Justin (Dugongstorey) and I are making a 6.30am start on Sunday at Pinaroo. We have not fished there before so should be interesting. The weather in Perth is shaping up to be ideal for the wekend.

Anyone in and around Perth interested?

Cheers,
Ian........


----------



## ManjiMike (Jan 24, 2007)

Thanx for the info fellas but unable to join the fun.
Have a great time.
Cheers Mike


----------



## Cuda (Sep 18, 2006)

Good luck down there in the big smoke on the weekend. Looks reasonable up here in Gero on the weekend too, so I will be hitting the water and hunting down that elusive Dhufish hopefully


----------



## JustinC (Aug 29, 2005)

I am definitely in!!!! Jay will be there as well.

For those that are interested, Pinaroo Point is a little north of Hillary's Boat Harbour on Whitfords Ave. It's right next to Whitfords Park and for memory it also has a couple of 'Dog Beach' signs off the main drag.
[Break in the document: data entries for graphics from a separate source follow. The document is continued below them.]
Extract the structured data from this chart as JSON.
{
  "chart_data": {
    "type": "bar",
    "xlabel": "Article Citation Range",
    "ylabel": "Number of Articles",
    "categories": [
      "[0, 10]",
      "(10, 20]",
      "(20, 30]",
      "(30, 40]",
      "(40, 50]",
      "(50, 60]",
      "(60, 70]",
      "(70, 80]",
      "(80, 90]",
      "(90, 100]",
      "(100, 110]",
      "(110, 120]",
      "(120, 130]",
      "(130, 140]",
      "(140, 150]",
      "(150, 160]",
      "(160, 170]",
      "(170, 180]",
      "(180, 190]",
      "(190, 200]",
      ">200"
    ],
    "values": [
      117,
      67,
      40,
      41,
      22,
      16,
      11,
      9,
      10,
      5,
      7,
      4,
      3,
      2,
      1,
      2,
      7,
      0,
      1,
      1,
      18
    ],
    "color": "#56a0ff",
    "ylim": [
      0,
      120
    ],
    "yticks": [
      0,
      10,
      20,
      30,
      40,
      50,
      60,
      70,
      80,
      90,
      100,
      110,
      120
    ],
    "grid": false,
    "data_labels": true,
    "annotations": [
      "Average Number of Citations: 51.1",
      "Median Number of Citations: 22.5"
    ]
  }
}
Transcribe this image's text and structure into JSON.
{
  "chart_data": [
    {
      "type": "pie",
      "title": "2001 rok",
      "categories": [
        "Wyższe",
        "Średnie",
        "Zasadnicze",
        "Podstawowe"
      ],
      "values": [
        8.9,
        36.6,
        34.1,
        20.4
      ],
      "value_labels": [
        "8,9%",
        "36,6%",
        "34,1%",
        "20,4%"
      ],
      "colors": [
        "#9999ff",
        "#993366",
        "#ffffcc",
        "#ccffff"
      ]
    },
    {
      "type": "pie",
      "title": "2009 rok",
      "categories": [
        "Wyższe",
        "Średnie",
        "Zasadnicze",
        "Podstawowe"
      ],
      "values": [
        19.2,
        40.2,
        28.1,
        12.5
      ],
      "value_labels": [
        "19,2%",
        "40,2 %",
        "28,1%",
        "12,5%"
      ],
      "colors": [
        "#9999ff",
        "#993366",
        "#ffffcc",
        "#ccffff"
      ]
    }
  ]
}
Jay and I will be aiming to get there at about 0630 Sunday morning. Happy to fit in with what ever anyone else wants to do but my main aim will be to get some bottom boucing action around the various little reefs and islands. Will probably take out a small bait rig as well for the schools of garfish I saw last time.

I've only managed to get out there once with any fishing gear and that ended in a brid's nest on the second cast and a casual 'observation only' paddle for the rest of the trip. Hopefully we can make this trip a little more successfull.

Talk soon.


----------



## Yakabe (Dec 16, 2005)

Happy Happy Joy Joy,

Barring sickness, tendenitis, work and all the other problems I have been suffering lately, I might be a starter. Could one of you guys please PM some way to get hold of you. Or otherwise, if I am not there by 6.30am, then please leave with out me. Also any recommendations for bait or SP/HB's would be much appreciated.

Yay,

Yakabe.


----------



## JustinC (Aug 29, 2005)

Hey mate. My mobile is 0419 768 554. Hopefully we'll see you there.


----------